Request for Proposal (RFP): How to Read and Respond
A Request for Proposal is the primary competitive solicitation instrument the federal government uses when it needs more than just a price — it needs a contractor's technical approach, qualifications, and management plan evaluated alongside cost. Understanding how RFPs are structured, what evaluators actually score, and how a proposal maps back to stated requirements determines whether a response is competitive or disqualified before review. This page covers RFP anatomy, the evaluation process, common solicitation scenarios, and the decision logic contractors use when choosing whether and how to bid.
Definition and Scope
An RFP is a formal solicitation document issued under the Federal Acquisition Regulation (FAR), specifically governed by FAR Part 15, which covers contracting by negotiation. Unlike an Invitation for Bids (IFB), where award goes automatically to the lowest responsive, responsible price, an RFP allows the government to conduct a best-value tradeoff — weighing technical merit, past performance, and price against each other according to factors stated in the solicitation itself.
RFPs are used across the full spectrum of federal procurement: defense, civilian agency IT, professional services, research and development, and construction projects exceeding the simplified acquisition threshold, which FAR 2.101 sets at $250,000 for most acquisitions. Solicitations appear on SAM.gov, the central federal contract opportunities portal managed by the General Services Administration (GSA).
An RFP is distinct from two other solicitation types contractors encounter on the broader government contracting landscape:
- Request for Quotation (RFQ): Used for simplified acquisitions below $250,000 or for orders against existing vehicles such as GSA Schedules; responses are quotations, not offers.

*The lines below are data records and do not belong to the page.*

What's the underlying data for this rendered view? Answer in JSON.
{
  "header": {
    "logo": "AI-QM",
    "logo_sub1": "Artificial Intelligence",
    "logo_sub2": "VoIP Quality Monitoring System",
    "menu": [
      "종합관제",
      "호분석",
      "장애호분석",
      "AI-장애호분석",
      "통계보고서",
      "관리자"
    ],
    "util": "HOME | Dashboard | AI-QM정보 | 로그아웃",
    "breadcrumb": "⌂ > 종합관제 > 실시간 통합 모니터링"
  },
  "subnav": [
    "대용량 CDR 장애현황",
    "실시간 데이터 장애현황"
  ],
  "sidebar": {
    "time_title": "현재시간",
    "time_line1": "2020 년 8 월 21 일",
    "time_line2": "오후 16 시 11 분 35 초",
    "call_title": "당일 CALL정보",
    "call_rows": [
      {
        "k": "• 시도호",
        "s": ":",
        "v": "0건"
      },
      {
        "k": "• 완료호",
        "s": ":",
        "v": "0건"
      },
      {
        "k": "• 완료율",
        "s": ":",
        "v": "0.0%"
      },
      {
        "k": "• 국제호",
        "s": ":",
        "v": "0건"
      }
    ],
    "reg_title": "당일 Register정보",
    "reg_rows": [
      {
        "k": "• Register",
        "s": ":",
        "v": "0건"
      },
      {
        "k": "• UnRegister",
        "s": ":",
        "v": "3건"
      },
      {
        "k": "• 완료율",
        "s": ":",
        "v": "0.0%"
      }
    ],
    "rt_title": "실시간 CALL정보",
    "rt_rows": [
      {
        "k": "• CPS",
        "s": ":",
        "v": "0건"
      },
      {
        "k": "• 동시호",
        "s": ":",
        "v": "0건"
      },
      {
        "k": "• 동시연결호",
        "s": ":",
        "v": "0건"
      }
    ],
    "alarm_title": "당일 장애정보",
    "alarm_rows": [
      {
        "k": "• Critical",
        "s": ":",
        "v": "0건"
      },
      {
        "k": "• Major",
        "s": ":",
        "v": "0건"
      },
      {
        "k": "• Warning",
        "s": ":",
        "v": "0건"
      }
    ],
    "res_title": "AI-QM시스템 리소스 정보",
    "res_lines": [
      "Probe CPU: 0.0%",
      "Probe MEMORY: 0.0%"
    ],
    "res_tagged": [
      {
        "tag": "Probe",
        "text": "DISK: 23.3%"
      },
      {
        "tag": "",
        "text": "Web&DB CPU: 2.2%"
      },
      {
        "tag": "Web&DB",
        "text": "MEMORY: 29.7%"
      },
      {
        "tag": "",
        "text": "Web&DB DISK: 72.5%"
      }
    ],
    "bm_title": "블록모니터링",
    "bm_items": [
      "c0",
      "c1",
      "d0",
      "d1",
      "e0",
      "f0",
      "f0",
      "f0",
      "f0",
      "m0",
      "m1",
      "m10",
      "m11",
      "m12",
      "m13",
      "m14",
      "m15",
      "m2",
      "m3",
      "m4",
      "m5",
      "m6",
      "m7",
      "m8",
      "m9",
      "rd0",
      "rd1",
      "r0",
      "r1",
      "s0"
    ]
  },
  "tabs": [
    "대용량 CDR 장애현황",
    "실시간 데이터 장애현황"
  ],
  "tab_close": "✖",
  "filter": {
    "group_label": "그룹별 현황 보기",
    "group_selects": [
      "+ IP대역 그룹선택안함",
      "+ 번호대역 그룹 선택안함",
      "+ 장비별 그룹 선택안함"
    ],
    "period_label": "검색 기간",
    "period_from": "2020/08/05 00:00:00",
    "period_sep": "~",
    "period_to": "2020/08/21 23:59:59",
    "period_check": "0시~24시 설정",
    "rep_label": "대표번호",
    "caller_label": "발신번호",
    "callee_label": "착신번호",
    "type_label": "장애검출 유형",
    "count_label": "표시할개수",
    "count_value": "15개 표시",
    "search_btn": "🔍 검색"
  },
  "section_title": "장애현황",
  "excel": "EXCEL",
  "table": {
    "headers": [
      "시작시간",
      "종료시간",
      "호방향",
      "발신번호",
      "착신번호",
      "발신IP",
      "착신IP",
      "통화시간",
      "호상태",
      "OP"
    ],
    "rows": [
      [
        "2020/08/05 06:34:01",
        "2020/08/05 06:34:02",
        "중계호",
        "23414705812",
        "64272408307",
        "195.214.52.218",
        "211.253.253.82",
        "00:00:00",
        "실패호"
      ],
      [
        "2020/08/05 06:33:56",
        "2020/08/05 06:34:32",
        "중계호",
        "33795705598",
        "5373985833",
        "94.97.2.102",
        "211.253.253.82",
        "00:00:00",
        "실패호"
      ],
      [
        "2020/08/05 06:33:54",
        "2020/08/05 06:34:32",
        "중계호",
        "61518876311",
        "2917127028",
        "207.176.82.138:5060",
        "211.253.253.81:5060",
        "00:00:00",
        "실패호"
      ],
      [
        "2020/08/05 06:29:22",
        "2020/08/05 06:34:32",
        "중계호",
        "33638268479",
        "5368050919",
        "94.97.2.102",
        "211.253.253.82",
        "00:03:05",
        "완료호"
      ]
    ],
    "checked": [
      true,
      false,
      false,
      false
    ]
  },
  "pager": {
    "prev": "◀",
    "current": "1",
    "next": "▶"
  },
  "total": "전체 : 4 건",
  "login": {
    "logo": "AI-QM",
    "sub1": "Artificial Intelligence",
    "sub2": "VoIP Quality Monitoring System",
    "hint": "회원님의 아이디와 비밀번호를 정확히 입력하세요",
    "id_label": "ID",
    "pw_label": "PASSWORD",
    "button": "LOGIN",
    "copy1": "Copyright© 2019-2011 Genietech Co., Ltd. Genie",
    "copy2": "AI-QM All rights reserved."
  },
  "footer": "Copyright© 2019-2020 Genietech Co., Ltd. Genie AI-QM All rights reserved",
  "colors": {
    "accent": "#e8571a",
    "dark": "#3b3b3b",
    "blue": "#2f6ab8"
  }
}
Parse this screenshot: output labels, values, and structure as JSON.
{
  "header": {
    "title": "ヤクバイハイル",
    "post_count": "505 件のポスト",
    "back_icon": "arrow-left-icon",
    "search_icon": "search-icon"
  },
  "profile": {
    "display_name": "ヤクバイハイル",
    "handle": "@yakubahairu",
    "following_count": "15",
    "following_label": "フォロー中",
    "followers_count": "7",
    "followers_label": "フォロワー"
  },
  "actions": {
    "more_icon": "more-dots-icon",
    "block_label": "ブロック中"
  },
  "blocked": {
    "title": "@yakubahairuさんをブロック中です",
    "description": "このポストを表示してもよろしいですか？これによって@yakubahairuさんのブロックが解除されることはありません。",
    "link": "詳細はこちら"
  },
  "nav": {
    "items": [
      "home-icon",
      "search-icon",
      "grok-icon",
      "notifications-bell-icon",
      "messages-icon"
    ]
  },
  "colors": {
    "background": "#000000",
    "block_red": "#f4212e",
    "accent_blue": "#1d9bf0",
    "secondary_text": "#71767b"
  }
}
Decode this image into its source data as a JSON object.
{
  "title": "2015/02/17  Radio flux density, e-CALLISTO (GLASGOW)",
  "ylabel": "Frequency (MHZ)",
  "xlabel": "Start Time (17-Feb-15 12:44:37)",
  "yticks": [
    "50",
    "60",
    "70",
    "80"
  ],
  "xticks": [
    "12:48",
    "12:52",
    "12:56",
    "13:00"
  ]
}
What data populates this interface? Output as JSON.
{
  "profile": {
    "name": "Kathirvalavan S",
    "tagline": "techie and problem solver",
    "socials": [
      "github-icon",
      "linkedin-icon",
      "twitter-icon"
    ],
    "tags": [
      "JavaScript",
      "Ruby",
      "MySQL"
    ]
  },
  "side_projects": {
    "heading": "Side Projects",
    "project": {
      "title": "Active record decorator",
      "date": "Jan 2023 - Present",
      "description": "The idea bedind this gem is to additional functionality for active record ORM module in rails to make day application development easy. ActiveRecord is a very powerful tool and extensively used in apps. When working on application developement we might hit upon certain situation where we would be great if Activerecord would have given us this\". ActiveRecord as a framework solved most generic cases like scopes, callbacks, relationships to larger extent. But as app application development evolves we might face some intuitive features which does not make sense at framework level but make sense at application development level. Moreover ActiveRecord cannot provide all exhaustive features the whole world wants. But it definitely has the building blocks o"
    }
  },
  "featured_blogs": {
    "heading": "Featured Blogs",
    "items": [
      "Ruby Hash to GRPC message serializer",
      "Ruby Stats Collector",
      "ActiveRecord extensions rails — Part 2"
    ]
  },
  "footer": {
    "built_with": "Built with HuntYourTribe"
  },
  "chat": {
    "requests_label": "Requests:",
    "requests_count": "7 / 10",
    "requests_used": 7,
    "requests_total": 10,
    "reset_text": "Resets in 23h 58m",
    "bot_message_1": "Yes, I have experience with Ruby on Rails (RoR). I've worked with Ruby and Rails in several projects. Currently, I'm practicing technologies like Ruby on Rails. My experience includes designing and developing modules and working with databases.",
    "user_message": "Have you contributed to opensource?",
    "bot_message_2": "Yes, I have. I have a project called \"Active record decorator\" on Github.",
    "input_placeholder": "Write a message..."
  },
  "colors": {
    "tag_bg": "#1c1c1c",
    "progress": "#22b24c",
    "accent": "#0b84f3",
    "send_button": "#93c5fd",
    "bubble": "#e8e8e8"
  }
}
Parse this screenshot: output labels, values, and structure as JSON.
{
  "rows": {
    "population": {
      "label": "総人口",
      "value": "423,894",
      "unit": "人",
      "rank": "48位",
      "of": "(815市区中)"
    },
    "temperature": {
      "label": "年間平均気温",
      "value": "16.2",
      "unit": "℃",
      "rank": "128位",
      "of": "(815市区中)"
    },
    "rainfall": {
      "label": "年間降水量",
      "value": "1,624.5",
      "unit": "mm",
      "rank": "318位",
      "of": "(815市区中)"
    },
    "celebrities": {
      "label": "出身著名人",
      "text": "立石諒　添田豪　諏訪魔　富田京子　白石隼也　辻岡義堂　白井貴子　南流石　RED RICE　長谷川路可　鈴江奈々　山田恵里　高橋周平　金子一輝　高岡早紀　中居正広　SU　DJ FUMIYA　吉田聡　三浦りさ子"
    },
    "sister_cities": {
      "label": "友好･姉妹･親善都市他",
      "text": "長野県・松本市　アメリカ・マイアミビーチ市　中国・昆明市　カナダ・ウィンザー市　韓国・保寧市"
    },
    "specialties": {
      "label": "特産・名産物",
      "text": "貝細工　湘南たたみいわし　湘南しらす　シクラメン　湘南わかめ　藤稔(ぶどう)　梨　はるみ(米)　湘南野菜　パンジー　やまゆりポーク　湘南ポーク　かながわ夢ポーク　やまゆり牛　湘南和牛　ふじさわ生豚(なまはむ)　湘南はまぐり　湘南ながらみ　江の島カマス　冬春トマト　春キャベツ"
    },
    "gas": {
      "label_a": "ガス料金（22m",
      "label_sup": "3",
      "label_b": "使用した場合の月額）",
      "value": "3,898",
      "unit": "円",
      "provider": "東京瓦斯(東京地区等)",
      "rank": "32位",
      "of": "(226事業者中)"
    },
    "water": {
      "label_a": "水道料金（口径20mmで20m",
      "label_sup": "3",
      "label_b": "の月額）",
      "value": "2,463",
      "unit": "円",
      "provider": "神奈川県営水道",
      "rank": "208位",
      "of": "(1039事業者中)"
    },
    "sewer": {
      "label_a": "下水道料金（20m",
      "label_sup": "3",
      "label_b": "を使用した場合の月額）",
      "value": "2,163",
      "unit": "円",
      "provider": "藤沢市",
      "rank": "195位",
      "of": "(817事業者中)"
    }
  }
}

- Request for Information (RFI): Market research tool only — no award results from an RFI response.
How It Works
An RFP is organized into sections labeled by letter under the Uniform Contract Format (UCF), defined in FAR 15.204. The sections most critical to proposal preparation are:
- Section C — Statement of Work (SOW) or Performance Work Statement (PWS): Defines exactly what the contractor must deliver. Every proposal volume should trace directly back to Section C requirements.
- Section L — Instructions to Offerors: Specifies page limits, volume structure, file formats, submission deadlines, and any mandatory certifications.
- Section M — Evaluation Factors and Subfactors: States the criteria evaluators will apply and whether factors are listed in descending order of importance. FAR 15.304 requires that price or cost be evaluated in every source selection.
- Section H — Special Contract Requirements: Contains agency-specific clauses — cybersecurity compliance references, small business subcontracting plan requirements under FAR 19.702, or DFARS compliance requirements for defense solicitations.
- Section K — Representations and Certifications: Mandatory attestations about business size, ownership, legal status, and registrations such as a current SAM registration.
The evaluation process after submission proceeds through three standard phases under FAR 15.305:
- Initial review: Compliance check against Section L — missing volumes, excess page counts, or absent certifications can render a proposal technically unacceptable without substantive review.
- Individual evaluator scoring: Technical evaluation panel members score each subfactor independently against adjectival ratings (Outstanding, Good, Acceptable, Marginal, Unacceptable) or a numerical scale specified in the source selection plan.
- Source selection decision: The Source Selection Authority (SSA) — not the contracting officer in most major acquisitions — makes the final best-value determination, documented in a Source Selection Decision Document.
Offerors who are not selected have the right to request a written debriefing within 3 days of receiving notice of award, per FAR 15.506. A debriefing covers strengths, weaknesses, and deficiencies identified in the proposal and is the primary feedback mechanism available before a bid protest.
Common Scenarios
Competitive Range and Discussions: On complex acquisitions, the contracting officer may establish a competitive range of the most highly rated proposals and open written discussions — called Exchanges — before requesting Final Proposal Revisions (FPRs). FAR 15.306 governs this process. Proposals outside the competitive range are eliminated without proceeding to final evaluation.
Multiple-Award IDIQ RFPs: A significant share of federal RFPs are issued to establish Indefinite Delivery/Indefinite Quantity (IDIQ) contracts with multiple awardees. The base RFP establishes pool membership; individual work is then awarded through task orders. Winning the base IDIQ does not guarantee revenue — subsequent task order competitions are required.
Small Business Set-Aside RFPs: When a small business set-aside applies, only firms meeting the applicable NAICS code size standard may submit. Socioeconomic program set-asides — including 8(a), HUBZone, and SDVOSB — further restrict the eligible offeror pool and typically reduce proposal volume.
Research and Development RFPs: Broad Agency Announcements (BAAs) and R&D solicitations follow a modified process under FAR 35.016, where technical merit outweighs price and white papers may substitute for full proposals in the first stage.
Decision Boundaries
Before committing proposal resources, contractors typically apply a bid/no-bid framework anchored to four questions:
- Requirement alignment: Does the firm hold demonstrated, documentable capability matching the PWS or SOW tasks? Gaps that cannot be addressed through teaming or subcontracting are disqualifying.
- Competitive position: Is there a realistic path to an "Outstanding" or "Good" rating on the highest-weighted technical factors in Section M? If an incumbent contractor holds all relevant past performance ratings, a new entrant's probability of award drops substantially.
- Price-to-win feasibility: Can the firm build a cost proposal that is both realistic under cost accounting standards and competitive against likely competitor pricing?
- Compliance burden: Does the RFP require active security clearances (security clearance requirements), a mandatory subcontracting plan (subcontracting plans requirements), or CMMC certification (Cybersecurity Maturity Model Certification) that the firm cannot satisfy before proposal submission?
The distinction between a deficiency and a weakness in federal source selection controls how much damage a proposal flaw causes. Under FAR 15.001, a deficiency is a material failure to meet a government requirement — it can render a proposal unacceptable outright. A weakness is a flaw that increases the risk of unsuccessful performance but does not eliminate the proposal from consideration. Proposals must eliminate all deficiencies before discussions close; weaknesses are managed through the scoring tradeoff.